The clock is ticking. Ariel is increasingly frustrated and desperate, running out of time, and the one person in the world who can help is the one person she least wants to ask.
With sparkling prose and razor-sharp insights, bestselling author Chris Pavone delivers a stunning and sophisticated international thriller that will linger long after the surprising final page.
Available on NetGalley
Average rating from 498 members
I have loved Chris Pavone ever since I read The Expats, and was beyond happy to receive a copy of his latest, Two Nights in Lisbon, from FS&G and NetGalley in exchange for this honest review. And I cannot WAIT for this one to be published so I talk to someone about it and can recommend it to…well, everyone who enjoys a well-written thriller/mystery or just wants some solid escapist fiction to take them away from real life for a day or two. (I suggested my husband read it, and he was totally engrossed from beginning to end, ignoring me just as I had done to him while I read it!)
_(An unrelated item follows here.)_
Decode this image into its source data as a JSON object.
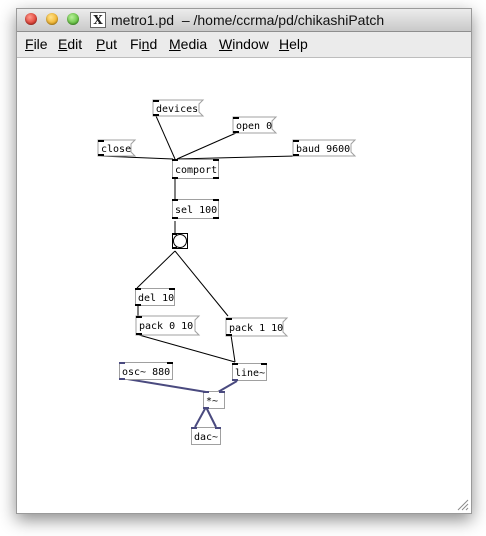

Ariel Pryce is a strong female character (BTW, I’m still astonished at how Pavone manages to write from a female point of view and absolutely nail it every time). Ariel wakes up in a hotel room in Lisbon, completely alone, and finds that her (much younger) husband is missing. After contacting hotel security and the police, she goes through a harrowing experience trying to meet the demands of the apparent abductors, and is finally forced to turn to the one person in the world she least wants to ask for help. Ariel is a strong woman, one who is tired of being objectified and patronized. “She’d been accused of hysteria before. Of overreaction. She’d been disbelieved about serious matters more than once.”
As she tries to maneuver through the Portuguese legal system, her inability to speak the language is a challenge: “The only thing Ariel can detect in this language is tone–good or bad, yes or no. This must be what it’s like to be a dog.” She is working hard “…to see the humanity in everyone,” but has a less than positive view of the wealthy people in her previous life: “This was one of the things she hated the most about the people she hated the most: the reflex to throw money at everything, as a matter of routine.”
Her view of the world is revealed both directly and indirectly, as she deals with various law enforcement personnel, male and female, including Detective Carolina Santos. “Ariel had assumed that Santos would be a natural ally, despite plenty of evidence that not all women believed in female solidarity, or agreed on what it might mean. Ariel was reminded of this every Election Day.” BOOM!
Ariel’s plight is time-dependent, and she is running out of time as the tightly woven plot unfolds. I loved the way the small breadcrumbs revealing the plot emerged, and although both my husband and I thought early on that we had an idea about WHO (I was wrong), but we both later realized that was just a fraction of the story.
What a fun read! I want to re-read it just for the enjoyment of seeing it unfold with knowledge about what is going on. Five BIG stars!